Create guidelines for channel names
Teamwork and communication in Slack happens in channels, where teams can discuss work and share messages, tools, and files. When most conversations in Slack happen in public channels, members of your workspace can find the right information and gain context they need to get their best work done.
By creating Slack channels aligned with your company structure and using clear, predictable naming guidelines, you can ensure your workspace is organized and easy to navigate. This will help people ask questions in the right place, find information quickly, and work efficiently.
Best practices for creating channels
- Start with broad channels and get more specific over time
- Create standard channel prefixes so anyone can find the right channel easily
- Encourage the use of public channels
Establish channel structure
Start with broad channels
Setting up your workspace using categories your team already knows will help your members get oriented when they join Slack. Add new channels named for major topics most members are already familiar with:
- Departments (e.g., #design, #marketing, #finance)
- Office locations (e.g., #san-francisco, #paris, #tokyo)
- Company-wide announcements (e.g., #announcements-global, #announce-engineering)
Build and expand
As your workspace grows and more people start using Slack, the need for more specific channels will arise. If you start small, you can add new channels as conversations start to branch off organically.
For example, when there are conversations about distinct subjects taking place in your #sales channel, add new channels like #sales-training to plan for new hires, #sales-leads to track contacts, and so on!
Tip: Add a channel topic and purpose to let people know what each channel is used for.
Set up an announce-only channel
Announce-only channels let you share critical information with everyone in Slack. By restricting who can post, you can broadcast workspace-wide updates and alerts.
On the Free, Standard, and Plus plans, Workspace Owners can convert the #general channel to an announce-only channel.
If you're on the Enterprise Grid plan, Org Owners and Admins can convert multi-workspace channels to announce-only channels.
Create channel prefixes
We recommend using a set of standard prefixes to keep channel names consistent and descriptive. Here are some of our favorites:
|help-||To ask questions or find information from other teams or departments.
Examples: #help-benefits, #help-finance, #help-it
|team-||For teams to coordinate work and activities.
Examples: #team-design, #team-support, #team-sales
|proj-||For cross-functional teams working together.
Examples: #proj-redesign, #proj-office-move, #proj-expense-reporting
|triage-||To triage issues or tasks in a streamlined manner.
Examples: #triage-sales, #triage-help-center, #triage-website
|event-||To plan and execute events, large and small.
Examples: #event-board-mtg, #event-company-picnic, #event-hr-offsite
Note: While it's not possible to create folders or sub-channels, prefixes can help organize your channel list if your sidebar is set to sort alphabetically.
Document and share your guidelines
Once you've tailored your channel creation process, it's time to share it! This will help encourage consistency and efficiency amongst your members.

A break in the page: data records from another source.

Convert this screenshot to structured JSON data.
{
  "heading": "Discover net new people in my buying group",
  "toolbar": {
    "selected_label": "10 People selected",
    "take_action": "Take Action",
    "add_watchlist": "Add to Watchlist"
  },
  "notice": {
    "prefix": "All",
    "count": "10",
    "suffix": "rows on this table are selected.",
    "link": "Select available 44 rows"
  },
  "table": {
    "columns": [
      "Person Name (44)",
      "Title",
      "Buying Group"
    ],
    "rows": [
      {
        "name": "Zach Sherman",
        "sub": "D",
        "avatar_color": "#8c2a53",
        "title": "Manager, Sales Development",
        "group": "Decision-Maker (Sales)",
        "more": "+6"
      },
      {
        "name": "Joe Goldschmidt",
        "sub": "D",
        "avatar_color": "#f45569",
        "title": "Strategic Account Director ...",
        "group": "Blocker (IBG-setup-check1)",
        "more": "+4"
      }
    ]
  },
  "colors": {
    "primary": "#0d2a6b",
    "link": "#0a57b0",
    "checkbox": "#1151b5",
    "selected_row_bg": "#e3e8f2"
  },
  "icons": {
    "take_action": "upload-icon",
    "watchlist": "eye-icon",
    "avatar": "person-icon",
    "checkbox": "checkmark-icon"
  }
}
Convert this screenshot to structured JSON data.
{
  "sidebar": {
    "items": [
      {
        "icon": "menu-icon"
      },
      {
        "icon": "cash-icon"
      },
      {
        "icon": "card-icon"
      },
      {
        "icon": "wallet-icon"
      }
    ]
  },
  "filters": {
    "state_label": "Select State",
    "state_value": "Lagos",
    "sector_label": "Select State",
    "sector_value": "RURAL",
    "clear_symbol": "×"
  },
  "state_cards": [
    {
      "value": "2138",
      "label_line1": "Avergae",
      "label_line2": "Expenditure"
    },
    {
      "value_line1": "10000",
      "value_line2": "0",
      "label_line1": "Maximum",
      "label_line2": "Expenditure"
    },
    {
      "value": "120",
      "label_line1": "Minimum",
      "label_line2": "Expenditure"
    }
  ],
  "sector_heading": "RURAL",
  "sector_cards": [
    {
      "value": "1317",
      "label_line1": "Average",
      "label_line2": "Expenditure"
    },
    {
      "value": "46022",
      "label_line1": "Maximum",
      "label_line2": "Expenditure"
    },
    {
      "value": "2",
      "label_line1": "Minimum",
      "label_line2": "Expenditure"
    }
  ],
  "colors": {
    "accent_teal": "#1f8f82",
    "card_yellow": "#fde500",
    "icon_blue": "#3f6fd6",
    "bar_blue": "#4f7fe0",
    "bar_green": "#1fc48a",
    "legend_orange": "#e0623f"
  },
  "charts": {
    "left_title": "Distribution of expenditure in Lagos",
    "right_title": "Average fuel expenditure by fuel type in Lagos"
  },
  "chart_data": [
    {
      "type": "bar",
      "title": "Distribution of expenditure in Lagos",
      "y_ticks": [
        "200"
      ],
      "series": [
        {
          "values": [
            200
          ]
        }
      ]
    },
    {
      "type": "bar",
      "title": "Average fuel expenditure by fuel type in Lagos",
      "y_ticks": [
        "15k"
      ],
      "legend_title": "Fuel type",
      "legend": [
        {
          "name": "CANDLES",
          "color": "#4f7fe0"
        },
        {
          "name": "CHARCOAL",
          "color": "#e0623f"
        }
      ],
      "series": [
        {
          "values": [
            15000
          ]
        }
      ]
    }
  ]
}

Create a Slack post and share your guidelines in a public announcements channel all members can access. We also recommend you:
- Pin the file in appropriate channels for easy reference.
- Include it with new hire onboarding materials so it's easy for new members to navigate your workspace.
- Grant editing access to fellow Admins and others helping administrate Slack so they can add new prefixes and guidelines.
Manage existing channels
Work is dynamic, and sometimes priorities shift. Maybe a project is renamed, shelved for another day, or canceled entirely. Here's how to keep your channels organized when things change:
- Rename a channel to something more appropriate.
- Archive a channel to remove it from the list of active channels.
- Delete a channel to remove it and all of its contents from your workspace.
Tip: Threads let you respond directly to a message in a channel, and keep all replies, images, and files organized in a single conversation. They can help members of a channel have multiple conversations at once without distracting others.
Channels are where a majority of work happens in Slack, and consistency will go a long way in keeping your workspace organized. Here are some additional tips to keep on hand as your workspace continues to grow:
- Set default channels for new members so they can access the most important information in your workspace from day one.
- If you're on a paid plan, you can create user groups and set different default channels for each one.
- Let members know they can star specific channels to keep those conversations above the fold in their app sidebar.